End-to-end: o modelo de negócio da nova geração

End-to-end: o modelo de negócio da nova geração

Sabe o que têm em comum as Páginas Amarelas, a Amazon e a Uber? Se reparar, os três funcionam como um intermediário entre quem procura um produto ou serviço e quem o oferece. Este modelo de negócio é denominado end-to-end (ou E2E) e vai mais além dos conhecidos B2B e B2C. Saiba em que consiste e quais as suas vantagens.

Como funciona o end-to-end?

Tem um lugar livre no carro e quer partilhar as despesas de uma viagem? Precisa de uma casa para passar férias? Procura compradores para o seu trabalho artístico? Todas estas necessidades têm uma solução end-to-end: BlaBlaCar, Airbnb, Shutterstock. E estes são apenas alguns dos exemplos. 

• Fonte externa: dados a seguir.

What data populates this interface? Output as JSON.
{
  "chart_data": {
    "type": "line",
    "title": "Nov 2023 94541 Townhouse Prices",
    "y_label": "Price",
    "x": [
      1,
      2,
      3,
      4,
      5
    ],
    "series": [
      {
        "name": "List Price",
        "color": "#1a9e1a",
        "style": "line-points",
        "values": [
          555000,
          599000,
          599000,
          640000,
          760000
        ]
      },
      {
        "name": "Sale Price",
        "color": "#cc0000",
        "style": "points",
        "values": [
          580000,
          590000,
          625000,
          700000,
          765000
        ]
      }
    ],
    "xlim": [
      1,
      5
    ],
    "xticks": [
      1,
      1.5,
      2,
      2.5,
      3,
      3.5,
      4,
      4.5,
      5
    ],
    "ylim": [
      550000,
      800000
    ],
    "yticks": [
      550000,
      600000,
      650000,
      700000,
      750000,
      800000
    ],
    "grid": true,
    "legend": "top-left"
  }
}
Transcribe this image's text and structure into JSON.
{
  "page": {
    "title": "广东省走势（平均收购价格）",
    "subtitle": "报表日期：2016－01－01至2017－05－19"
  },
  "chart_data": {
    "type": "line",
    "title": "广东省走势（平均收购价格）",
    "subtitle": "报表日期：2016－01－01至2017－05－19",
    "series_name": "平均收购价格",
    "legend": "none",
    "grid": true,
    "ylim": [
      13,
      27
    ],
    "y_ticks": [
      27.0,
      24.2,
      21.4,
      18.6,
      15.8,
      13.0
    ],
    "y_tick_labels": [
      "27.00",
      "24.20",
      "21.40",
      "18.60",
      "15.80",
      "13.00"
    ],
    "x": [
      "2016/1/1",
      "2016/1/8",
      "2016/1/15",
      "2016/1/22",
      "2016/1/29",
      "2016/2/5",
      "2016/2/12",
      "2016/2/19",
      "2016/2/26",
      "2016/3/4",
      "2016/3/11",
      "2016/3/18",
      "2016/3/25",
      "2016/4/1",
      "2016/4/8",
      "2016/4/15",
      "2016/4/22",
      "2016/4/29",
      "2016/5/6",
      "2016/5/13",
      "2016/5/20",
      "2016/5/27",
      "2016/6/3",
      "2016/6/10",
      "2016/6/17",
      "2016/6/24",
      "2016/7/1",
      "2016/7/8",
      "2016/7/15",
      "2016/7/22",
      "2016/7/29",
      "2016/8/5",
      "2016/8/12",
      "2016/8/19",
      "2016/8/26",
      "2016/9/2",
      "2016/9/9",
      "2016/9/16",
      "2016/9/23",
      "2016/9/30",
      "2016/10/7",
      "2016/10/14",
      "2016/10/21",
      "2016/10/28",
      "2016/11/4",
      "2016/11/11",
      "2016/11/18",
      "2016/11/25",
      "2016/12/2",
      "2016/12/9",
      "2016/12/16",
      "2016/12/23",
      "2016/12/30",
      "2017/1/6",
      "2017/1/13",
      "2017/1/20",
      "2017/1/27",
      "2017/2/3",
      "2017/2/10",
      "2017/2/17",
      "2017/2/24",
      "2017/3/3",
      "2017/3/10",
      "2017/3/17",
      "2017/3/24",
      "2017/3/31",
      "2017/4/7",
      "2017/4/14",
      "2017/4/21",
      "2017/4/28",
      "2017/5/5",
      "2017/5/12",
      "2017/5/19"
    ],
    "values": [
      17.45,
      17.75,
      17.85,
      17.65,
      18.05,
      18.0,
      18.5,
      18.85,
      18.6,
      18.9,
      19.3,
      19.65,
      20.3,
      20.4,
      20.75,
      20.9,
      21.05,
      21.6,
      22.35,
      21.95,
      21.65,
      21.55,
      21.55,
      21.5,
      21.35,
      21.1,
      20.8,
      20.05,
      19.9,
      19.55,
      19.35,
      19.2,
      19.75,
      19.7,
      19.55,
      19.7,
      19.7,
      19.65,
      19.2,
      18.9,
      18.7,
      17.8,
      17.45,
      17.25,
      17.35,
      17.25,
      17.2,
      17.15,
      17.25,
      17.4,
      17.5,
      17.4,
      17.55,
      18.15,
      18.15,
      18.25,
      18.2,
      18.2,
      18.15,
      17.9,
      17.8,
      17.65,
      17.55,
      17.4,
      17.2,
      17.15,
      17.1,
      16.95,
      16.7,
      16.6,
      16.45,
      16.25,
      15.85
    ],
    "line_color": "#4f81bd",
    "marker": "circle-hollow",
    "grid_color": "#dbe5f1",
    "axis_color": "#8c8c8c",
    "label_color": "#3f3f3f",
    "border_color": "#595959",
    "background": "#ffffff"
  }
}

Também conhecido como peer-to-peer (P2P), peer-to-peer marketplace ou economia colaborativa, o end-to-end é um conceito que une numa única plataforma as duas extremidades de uma transação: quem procura e quem oferece determinados bens ou serviços. Deste modo, facilita a pesquisa, o acesso e a interação entre as duas partes interessadas. Além disso, tem a particularidade de permitir que o consumidor também se possa tornar provedor e vice-versa. 

Neste modelo de negócio, que vai além dos já familiares B2B (business-to-business) e B2C (business-to-consumer), o objetivo é atrair vendedores e compradores, mas com um forte foco nos consumidores, pois quantos mais estiverem interessados no uso da plataforma, mais empresas vão querer aderir.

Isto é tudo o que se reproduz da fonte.